Horacio Verbitsky, Argentina's famously unflappable investigative journalist, doesn't flinch as he pulls the bloody skeletons from his country's closet in "The Flight," his account of the atrocities committed during the "Dirty War" of the 1970s and early '80s. But he relates the story with such indignation and vigor that you may have a hard time fighting the urge to flinch yourself. Be strong, as this is important and engrossing political history.
Verbitisky combines his own reporting with the confessions of a retired Argentine navy officer, Adolfo Scilingo. The result is an account of how 10,000 to 30,000 people were "disappeared" (read: kidnapped, tortured, murdered) by the Argentine armed forces, including chilling reports about torture by cattle prod, by toe-nail pulling, by the introduction of live mice into a woman's vagina.

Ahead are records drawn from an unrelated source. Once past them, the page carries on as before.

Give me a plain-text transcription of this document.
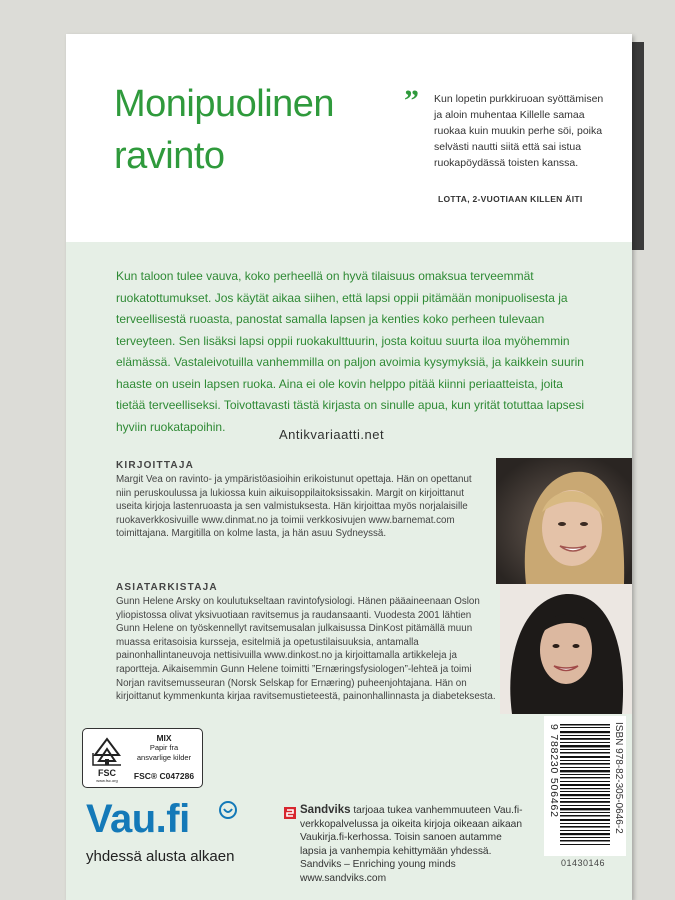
Monipuolinen
ravinto
” Kun lopetin purkkiruoan syöttämisen ja aloin muhentaa Killelle samaa ruokaa kuin muukin perhe söi, poika selvästi nautti siitä että sai istua ruokapöydässä toisten kanssa.

LOTTA, 2-VUOTIAAN KILLEN ÄITI

Kun taloon tulee vauva, koko perheellä on hyvä tilaisuus omaksua terveemmät ruokatottumukset. Jos käytät aikaa siihen, että lapsi oppii pitämään monipuolisesta ja terveellisestä ruoasta, panostat samalla lapsen ja kenties koko perheen tulevaan terveyteen. Sen lisäksi lapsi oppii ruokakulttuurin, josta koituu suurta iloa myöhemmin elämässä. Vastaleivotuilla vanhemmilla on paljon avoimia kysymyksiä, ja kaikkein suurin haaste on usein lapsen ruoka. Aina ei ole kovin helppo pitää kiinni periaatteista, joita tietää terveelliseksi. Toivottavasti tästä kirjasta on sinulle apua, kun yrität totuttaa lapsesi hyviin ruokatapoihin.

Antikvariaatti.net
KIRJOITTAJA

Margit Vea on ravinto- ja ympäristöasioihin erikoistunut opettaja. Hän on opettanut niin peruskoulussa ja lukiossa kuin aikuisoppilaitoksissakin. Margit on kirjoittanut useita kirjoja lastenruoasta ja sen valmistuksesta. Hän kirjoittaa myös norjalaisille ruokaverkkosivuille www.dinmat.no ja toimii verkkosivujen www.barnemat.com toimittajana. Margitilla on kolme lasta, ja hän asuu Sydneyssä.

ASIATARKISTAJA

Gunn Helene Arsky on koulutukseltaan ravintofysiologi. Hänen pääaineenaan Oslon yliopistossa olivat yksivuotiaan ravitsemus ja raudansaanti. Vuodesta 2001 lähtien Gunn Helene on työskennellyt ravitsemusalan julkaisussa DinKost pitämällä muun muassa eritasoisia kursseja, esitelmiä ja opetustilaisuuksia, antamalla painonhallintaneuvoja nettisivuilla www.dinkost.no ja kirjoittamalla artikkeleja ja raportteja. Aikaisemmin Gunn Helene toimitti ”Ernæringsfysiologen”-lehteä ja toimi Norjan ravitsemusseuran (Norsk Selskap for Ernæring) puheenjohtajana. Hän on kirjoittanut kymmenkunta kirjaa ravitsemustieteestä, painonhallinnasta ja diabeteksesta.

FSC
www.fsc.org
MIX
Papir fra
ansvarlige kilder
FSC® C047286
Vau.fi
yhdessä alusta alkaen

Sandviks tarjoaa tukea vanhemmuuteen Vau.fi-verkkopalvelussa ja oikeita kirjoja oikeaan aikaan Vaukirja.fi-kerhossa. Toisin sanoen autamme lapsia ja vanhempia kehittymään yhdessä.
Sandviks – Enriching young minds
www.sandviks.com

9 788230 506462	ISBN 978-82-305-0646-2
01430146
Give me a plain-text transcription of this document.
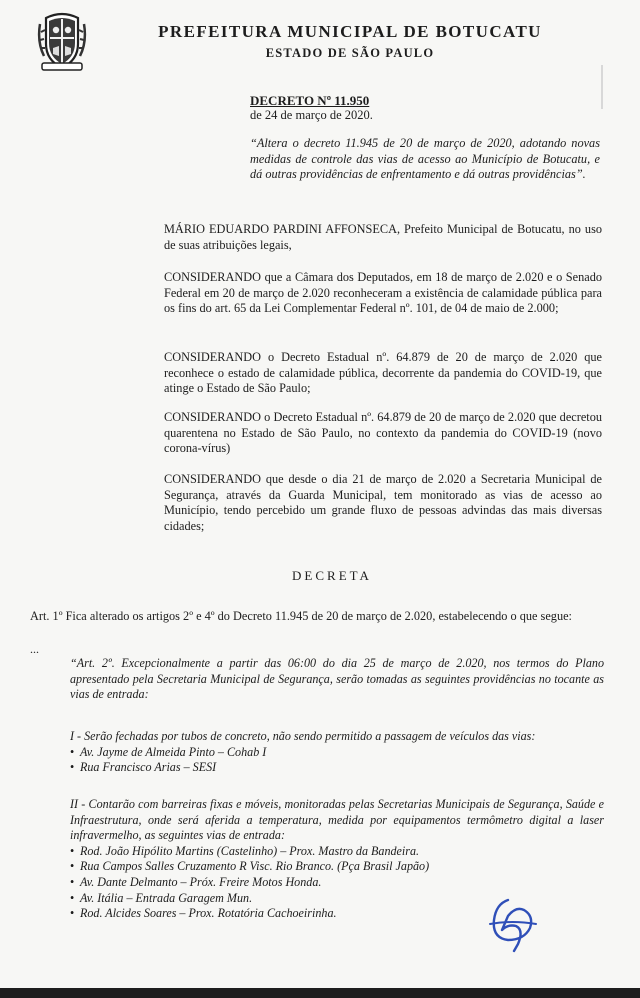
PREFEITURA MUNICIPAL DE BOTUCATU
ESTADO DE SÃO PAULO
DECRETO Nº 11.950
de 24 de março de 2020.
“Altera o decreto 11.945 de 20 de março de 2020, adotando novas medidas de controle das vias de acesso ao Município de Botucatu, e dá outras providências de enfrentamento e dá outras providências”.
MÁRIO EDUARDO PARDINI AFFONSECA, Prefeito Municipal de Botucatu, no uso de suas atribuições legais,
CONSIDERANDO que a Câmara dos Deputados, em 18 de março de 2.020 e o Senado Federal em 20 de março de 2.020 reconheceram a existência de calamidade pública para os fins do art. 65 da Lei Complementar Federal nº. 101, de 04 de maio de 2.000;
CONSIDERANDO o Decreto Estadual nº. 64.879 de 20 de março de 2.020 que reconhece o estado de calamidade pública, decorrente da pandemia do COVID-19, que atinge o Estado de São Paulo;
CONSIDERANDO o Decreto Estadual nº. 64.879 de 20 de março de 2.020 que decretou quarentena no Estado de São Paulo, no contexto da pandemia do COVID-19 (novo corona-vírus)
CONSIDERANDO que desde o dia 21 de março de 2.020 a Secretaria Municipal de Segurança, através da Guarda Municipal, tem monitorado as vias de acesso ao Município, tendo percebido um grande fluxo de pessoas advindas das mais diversas cidades;
DECRETA
Art. 1º Fica alterado os artigos 2º e 4º do Decreto 11.945 de 20 de março de 2.020, estabelecendo o que segue:
...
“Art. 2º. Excepcionalmente a partir das 06:00 do dia 25 de março de 2.020, nos termos do Plano apresentado pela Secretaria Municipal de Segurança, serão tomadas as seguintes providências no tocante as vias de entrada:
I - Serão fechadas por tubos de concreto, não sendo permitido a passagem de veículos das vias:
• Av. Jayme de Almeida Pinto – Cohab I
• Rua Francisco Arias – SESI
II - Contarão com barreiras fixas e móveis, monitoradas pelas Secretarias Municipais de Segurança, Saúde e Infraestrutura, onde será aferida a temperatura, medida por equipamentos termômetro digital a laser infravermelho, as seguintes vias de entrada:
• Rod. João Hipólito Martins (Castelinho) – Prox. Mastro da Bandeira.
• Rua Campos Salles Cruzamento R Visc. Rio Branco. (Pça Brasil Japão)
• Av. Dante Delmanto – Próx. Freire Motos Honda.
• Av. Itália – Entrada Garagem Mun.
• Rod. Alcides Soares – Prox. Rotatória Cachoeirinha.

Scilingo's story alone is compelling. Guilt overtook the officer 18 years after he obeyed orders to throw planeloads of prisoners, alive but drugged unconscious, to their death in the Atlantic Ocean. Plagued by nightmares that began when he almost fell out along with one of his victims, Scilingo grew outraged when, years later, the navy refused to admit that these actions had been ordered during the undeclared "war against subversives." Steadied by sedatives and whiskey, Scilingo admitted his fears to Verbitsky: "If you carry out orders and enough time goes by that they are no longer secret for operative reasons and they are still being hidden or even directly lied about ... this is lying in a treacherous way. And, in the context of that lie, I say we were transformed into criminals."
These taped confessions are the record of one man's impossible struggle to reconcile having unquestioningly followed orders to kill, with the realization (far too late) that those giving the orders were heinous murderers, not upright soldiers. The story of "the flights" was one Verbitsky had heard many times before, but only from the mouths of victims. When he published Scilingo's confession in Buenos Aires in March of 1995, he opened the biggest can of worms to wriggle through the fashionable tango capital since democracy was reinstated in 1983. Scilingo's revelations led to a historic mea culpa by the chief of the army, a demand (still stuck in the country's Supreme Court) for the armed forces to provide lists of the "desaparecidos," and -- perhaps most significantly -- to a society's painful examination of the past.
This American edition of "The Flight" summarizes these post-publication developments and offers a brilliant chronology of Argentine political history since 1930. A glossary of key figures serves as a who's-who refresher and guide through the maze-like text. As a primer to the Dirty War, "The Flight" is a volume of bloodcurdling horror that packs an astonishing moral punch. And it profoundly illustrates Verbitsky's statement that "often in human history, great secrets are revealed by a solitary conscience."